The risk with adding degraded unconditionally is that it could mount degraded when it shouldn’t, so this problem remains thorny.

Yea, mirroring it isn’t great, but sync’ing it like this has basically the same problems as mirroring it (i.e. /boot is technically stateful and sync’ing the state on a partition that isn’t being booted is questionable, e.g. you’re likely reusing old random-seed files this way). But the right thing to do is run the nixos boot loader update script multiple times, once for each drive, and that has its own thorns so we don’t currently support it.

This seems like it could be nicely fixed with specializations. If you make a specialization that mounts the root fs degraded, you have the option to do so from the bootloader in the rare event that you need to, but you normally don’t, and thus don’t take on the risks mentioned above.
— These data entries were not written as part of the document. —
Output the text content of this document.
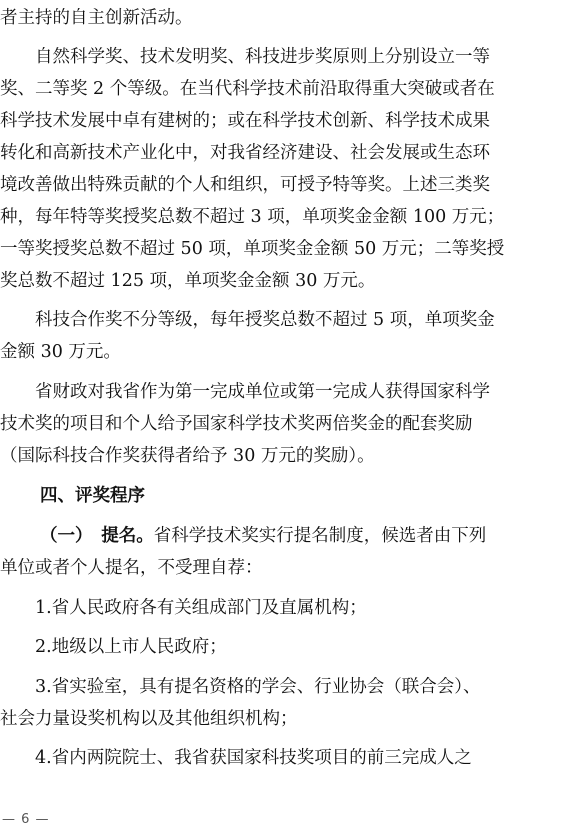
者主持的自主创新活动。
　　自然科学奖、技术发明奖、科技进步奖原则上分别设立一等
奖、二等奖 2 个等级。在当代科学技术前沿取得重大突破或者在
科学技术发展中卓有建树的；或在科学技术创新、科学技术成果
转化和高新技术产业化中，对我省经济建设、社会发展或生态环
境改善做出特殊贡献的个人和组织，可授予特等奖。上述三类奖
种，每年特等奖授奖总数不超过 3 项，单项奖金金额 100 万元；
一等奖授奖总数不超过 50 项，单项奖金金额 50 万元；二等奖授
奖总数不超过 125 项，单项奖金金额 30 万元。
　　科技合作奖不分等级，每年授奖总数不超过 5 项，单项奖金
金额 30 万元。
　　省财政对我省作为第一完成单位或第一完成人获得国家科学
技术奖的项目和个人给予国家科学技术奖两倍奖金的配套奖励
（国际科技合作奖获得者给予 30 万元的奖励）。
四、评奖程序
（一）　提名。省科学技术奖实行提名制度，候选者由下列
单位或者个人提名，不受理自荐：
　　1.省人民政府各有关组成部门及直属机构；
　　2.地级以上市人民政府；
　　3.省实验室，具有提名资格的学会、行业协会（联合会）、
社会力量设奖机构以及其他组织机构；
　　4.省内两院院士、我省获国家科技奖项目的前三完成人之
— 6 —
roger, thanks for the clarification. Have to say I just ran into an additional problem, though: after restoring my drive, rebooting, and rebalancing, the system basically locked up. Can still ping, but zero available disk i/o, and console keep printing messages about a hung task timeout.

I was honestly okay with the hoop jumping up until this point, but if I can’t reliably restore my filesystem after a failure then it’s a non-starter. I know btrfs has some issues with raid5/6, but I thought raid1 was supposed to be pretty solid, so this is disappointing.

Back to trying to figure out how to make zfs work with kernel 6.18 again. Man, that’s a bummer.

I’ve never even heard of specializations before, but that’s a good tip. Going to read up further on that. Thanks!